The interesting fact here is that CAP, after ten years, has had such success in Pennsylvania that it has now reached out to like-minded Americans in other states to, as it were, nationalize this movement. As was observed at the CAP conference, it is state legislatures that frequently serve as the stepping-stone to seats in the U.S. House and U.S. Senate — where, of course, the Iron Triangle problem is at work on a massive scale.
To make this work, as was noted at the conference, there has to be a mix of the intellectual policy base with the aforementioned political and legal allies.
This being 21st century America, a considerable part of the gathering was devoted to the realities of political organizing courtesy of the IRS. It is simply not possible to discuss the ideas underpinning this kind of modern day rebellion without plunging into the morass of IRS regulations — 501(c)(4)’s and 501(c)(3)’s — not to mention any and all other legalities that must be carefully adhered to. From the legal basics to IRS compliance issues CAP had organized a serious seminar on the do’s and don’ts of modern political organizing. The basics of fundraising were covered — with a special concentration on getting other capitalists to step up and lend a hand to organizations that are out there to carry the capitalism and entrepreneurial flag into state legislatures. Not to be forgotten were political tactics — dealing with state or local political party leadership that has become part of the Establishment.
In CAP’s case, Kennedy’s allies in this effort include a roster of fellow Pennsylvanians all with considerable across-the-board experience themselves. They include, alphabetically:
The importance of having team members or allies like these is crucial. Every base is covered — from the intellectual and policy base to polling to communication to finances to dealing with the inevitable sea of legal issues that surround modern election law.
All of which was presented and discussed with the out-of-state visitors all interested in executing some version of CAP in their own states — if they weren’t already active on that front, as most of them were. The idea of it all was — ideas. Ideas that lead to action. Not unlike the original 1774 meeting in Carpenters’ Hall
There is plenty of reason for all of this. On top of the Iron Triangle fights that are standard features in state capitals, as if that weren’t enough the rise of socialism that has gripped the American Left and the Democratic Party has in fact reared its head in Pennsylvania.
The 2018 elections produced two Pittsburgh area state legislators who are, exactly like New York Congresswoman Alexandria Ocasio-Cortez, members of the Democratic Socialists of America — the DSA. And tellingly, like fellow DSA member AOC, they won their seats by defeating incumbent non-socialist Democrats in the primary.

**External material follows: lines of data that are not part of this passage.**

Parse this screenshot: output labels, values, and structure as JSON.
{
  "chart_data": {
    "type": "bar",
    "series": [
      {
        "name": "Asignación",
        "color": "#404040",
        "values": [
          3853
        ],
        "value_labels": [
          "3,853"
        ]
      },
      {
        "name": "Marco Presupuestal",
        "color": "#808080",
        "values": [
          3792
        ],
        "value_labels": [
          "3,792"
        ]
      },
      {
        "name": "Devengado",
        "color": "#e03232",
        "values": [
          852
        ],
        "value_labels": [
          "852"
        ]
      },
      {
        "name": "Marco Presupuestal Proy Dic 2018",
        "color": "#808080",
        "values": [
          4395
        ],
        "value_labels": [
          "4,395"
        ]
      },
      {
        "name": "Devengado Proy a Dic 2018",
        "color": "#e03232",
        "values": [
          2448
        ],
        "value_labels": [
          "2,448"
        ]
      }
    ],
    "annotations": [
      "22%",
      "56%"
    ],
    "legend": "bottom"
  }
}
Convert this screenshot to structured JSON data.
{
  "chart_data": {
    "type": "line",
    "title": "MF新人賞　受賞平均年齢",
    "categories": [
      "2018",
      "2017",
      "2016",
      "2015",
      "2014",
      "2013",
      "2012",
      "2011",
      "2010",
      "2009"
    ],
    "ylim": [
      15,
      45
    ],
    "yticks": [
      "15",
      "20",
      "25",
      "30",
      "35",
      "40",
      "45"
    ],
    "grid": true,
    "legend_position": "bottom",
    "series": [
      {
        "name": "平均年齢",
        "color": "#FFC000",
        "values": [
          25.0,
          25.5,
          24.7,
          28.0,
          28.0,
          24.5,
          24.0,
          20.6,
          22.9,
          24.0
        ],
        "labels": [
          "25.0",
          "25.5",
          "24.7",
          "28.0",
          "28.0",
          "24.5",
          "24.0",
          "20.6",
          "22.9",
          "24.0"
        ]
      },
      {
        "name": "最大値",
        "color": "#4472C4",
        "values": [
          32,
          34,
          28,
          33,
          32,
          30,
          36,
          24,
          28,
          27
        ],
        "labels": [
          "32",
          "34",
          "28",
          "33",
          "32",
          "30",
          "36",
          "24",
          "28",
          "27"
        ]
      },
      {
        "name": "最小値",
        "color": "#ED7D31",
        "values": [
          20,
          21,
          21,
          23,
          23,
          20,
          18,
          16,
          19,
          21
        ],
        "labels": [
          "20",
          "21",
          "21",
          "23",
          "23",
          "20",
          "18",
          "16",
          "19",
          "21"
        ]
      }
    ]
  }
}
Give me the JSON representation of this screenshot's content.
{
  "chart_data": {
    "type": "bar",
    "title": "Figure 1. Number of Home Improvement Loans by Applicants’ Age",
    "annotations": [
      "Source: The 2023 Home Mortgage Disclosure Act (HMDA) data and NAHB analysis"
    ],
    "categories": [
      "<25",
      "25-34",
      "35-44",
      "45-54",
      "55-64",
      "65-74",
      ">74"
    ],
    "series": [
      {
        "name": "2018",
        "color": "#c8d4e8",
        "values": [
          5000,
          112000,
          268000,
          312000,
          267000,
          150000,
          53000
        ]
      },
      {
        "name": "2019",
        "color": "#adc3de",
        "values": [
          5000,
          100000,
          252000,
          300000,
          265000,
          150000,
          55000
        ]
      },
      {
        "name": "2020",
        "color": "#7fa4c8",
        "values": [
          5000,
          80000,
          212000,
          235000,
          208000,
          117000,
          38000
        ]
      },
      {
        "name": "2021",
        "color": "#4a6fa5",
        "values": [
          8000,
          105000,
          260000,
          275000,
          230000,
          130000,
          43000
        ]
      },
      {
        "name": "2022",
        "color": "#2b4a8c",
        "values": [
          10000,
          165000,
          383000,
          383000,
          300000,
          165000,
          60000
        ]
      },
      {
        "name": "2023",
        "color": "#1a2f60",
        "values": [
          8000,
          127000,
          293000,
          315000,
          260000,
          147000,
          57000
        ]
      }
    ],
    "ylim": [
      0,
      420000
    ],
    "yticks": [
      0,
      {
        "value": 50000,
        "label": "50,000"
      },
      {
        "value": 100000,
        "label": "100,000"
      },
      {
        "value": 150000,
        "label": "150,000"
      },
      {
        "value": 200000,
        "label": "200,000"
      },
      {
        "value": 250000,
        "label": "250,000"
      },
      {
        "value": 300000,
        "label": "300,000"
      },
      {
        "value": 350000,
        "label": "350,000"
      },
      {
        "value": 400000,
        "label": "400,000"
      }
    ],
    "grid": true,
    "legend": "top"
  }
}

Notably the co-chair of the Pittsburgh DSA chapter said this after the results were in: “We’re turning the state the right shade of red tonight.” Meaning, the “right shade of red” as that which once was the symbol of Communism. You can’t make it up.
Perhaps one of the ironies of the rise of socialism is that, as was crystal clear from this 2019 meeting in Carpenters’ Hall, more and more Americans are standing up for capitalism — and eager to take on not just socialism but those Republicans and Democrats in their state legislatures who are seen as part of the Iron Triangle problem, using the legislature as an opportunity to spend an entire career on the state payroll — and when leaving taking a considerable taxpayer-funded retirement.
In 1774, Patrick Henry took the floor in Carpenters’ Hall to say this:
“The distinction between Virginians, Pennsylvanians, New Yorkers and New Englanders are no more. I am not a Virginian, but an American.”
It is safe to say that was very much the same sentiment in this CAP meeting that was taking place a full 245 years after that first gathering of delegates in Carpenters’ Hall. There are growing numbers of Americans — as was evident in the victory of Donald Trump in 2016 — who have had it with the status quo of the nation’s political class. They are prepared to step up and fight back — and most importantly, they are determined to win.